Wrap up: If you can’t tell, I believe that the upstream attempt selection isn't a suitable strategy for powerlifters to achieve long-term, sustainable gains in their totals. On the other hand, the only way to make an attempt at 500 pounds, 600 pounds, or whatever is to put it on the bar. No guts, no glory, right?

Strategy 3: Downstream selection

Downstream selection puts a great emphasis on your opening lift in each discipline. Using this strategy, an athlete and his coach put the majority of their mental capital into their start, not end. How aggressive a lifter may or may not be during his subsequent lifts will depend solely on the opener. Second and third attempts are chosen based on how the preceding lifts looked or felt. If a lifter smokes his opener, a relatively aggressive jump may be taken for the second attempt. If it was a bit harder than anticipated, a smaller increase may be taken for the next lift. The entire third part of this article series will go into this method with great detail.

Strengths: The downstream method doesn't limit or hinder any particular goal from being reached, assuming that an appropriate opener is selected. Downstreaming leaves the door open for moderate adjustments caused by circumstantial changes or miscalculations. Basing attempt selection on the prior lift puts huge accountability on each attempt. This can help emotional lifters stay focused on incremental progress, not the big picture.

Weaknesses: Downstreaming can be limiting if you don’t choose the right opener. Opening too low may require large or non-traditional jumps between attempts to get near a lifter’s potential. This strategy counts on an athlete or coach with at least an intermediate level of experience to be present for effective use. Choosing attempts based on the prior lift is naturally dependent on some level of estimating based on a mixture of real time feedback and/or past experience.

Wrap up: A lifter who gets stronger over time will eventually hit total PRs. How often that takes place is completely up to the lifter and how he chooses his attempts. I believe that momentum built off previous experience hitting clutch third attempts can be a large factor in whether or not lifters make their milestone lifts when the time is appropriate.

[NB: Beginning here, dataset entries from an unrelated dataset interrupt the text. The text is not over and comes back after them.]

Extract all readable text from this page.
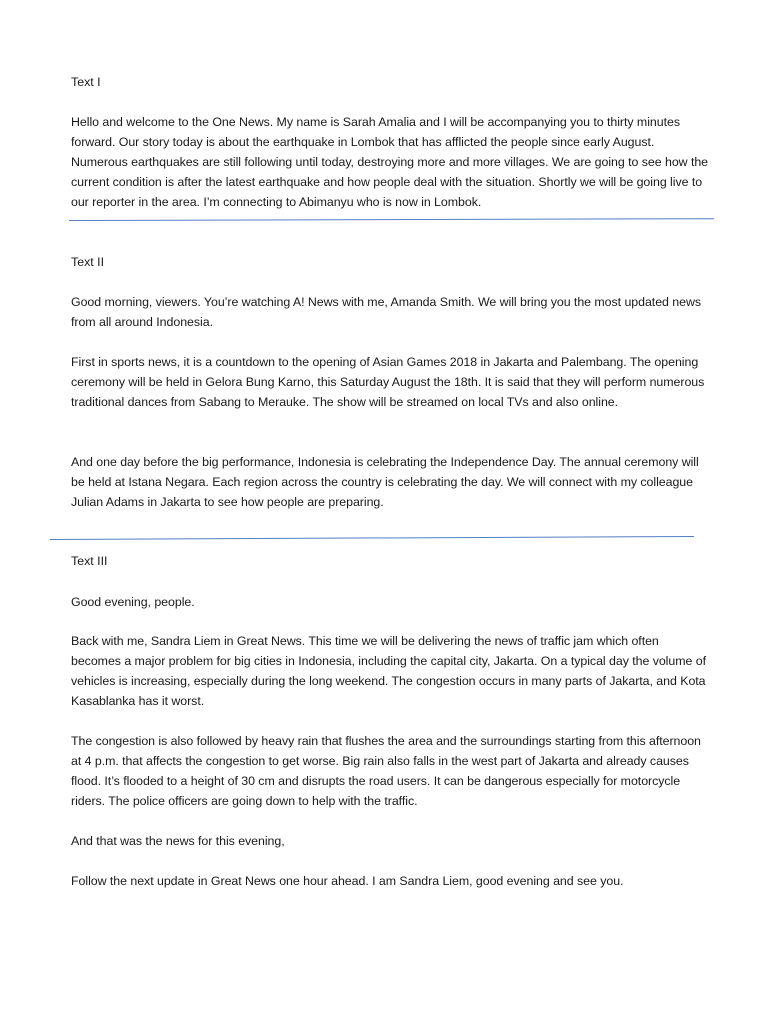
Text I

Hello and welcome to the One News. My name is Sarah Amalia and I will be accompanying you to thirty minutes forward. Our story today is about the earthquake in Lombok that has afflicted the people since early August. Numerous earthquakes are still following until today, destroying more and more villages. We are going to see how the current condition is after the latest earthquake and how people deal with the situation. Shortly we will be going live to our reporter in the area. I’m connecting to Abimanyu who is now in Lombok.

Text II

Good morning, viewers. You’re watching A! News with me, Amanda Smith. We will bring you the most updated news from all around Indonesia.

First in sports news, it is a countdown to the opening of Asian Games 2018 in Jakarta and Palembang. The opening ceremony will be held in Gelora Bung Karno, this Saturday August the 18th. It is said that they will perform numerous traditional dances from Sabang to Merauke. The show will be streamed on local TVs and also online.

And one day before the big performance, Indonesia is celebrating the Independence Day. The annual ceremony will be held at Istana Negara. Each region across the country is celebrating the day. We will connect with my colleague Julian Adams in Jakarta to see how people are preparing.

Text III

Good evening, people.

Back with me, Sandra Liem in Great News. This time we will be delivering the news of traffic jam which often becomes a major problem for big cities in Indonesia, including the capital city, Jakarta. On a typical day the volume of vehicles is increasing, especially during the long weekend. The congestion occurs in many parts of Jakarta, and Kota Kasablanka has it worst.

The congestion is also followed by heavy rain that flushes the area and the surroundings starting from this afternoon at 4 p.m. that affects the congestion to get worse. Big rain also falls in the west part of Jakarta and already causes flood. It’s flooded to a height of 30 cm and disrupts the road users. It can be dangerous especially for motorcycle riders. The police officers are going down to help with the traffic.

And that was the news for this evening,

Follow the next update in Great News one hour ahead. I am Sandra Liem, good evening and see you.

All attempt selection strategies are based on at least one of the three mentioned above. Each strategy has strengths, weaknesses, and unique merit from which to consider when picking the best option for you. Ultimately, no matter what strategy a lifter picks, nothing is more important than preparedness of the body and mind. Know the rules, know the meet, know your capabilities, and know your gear (if applicable).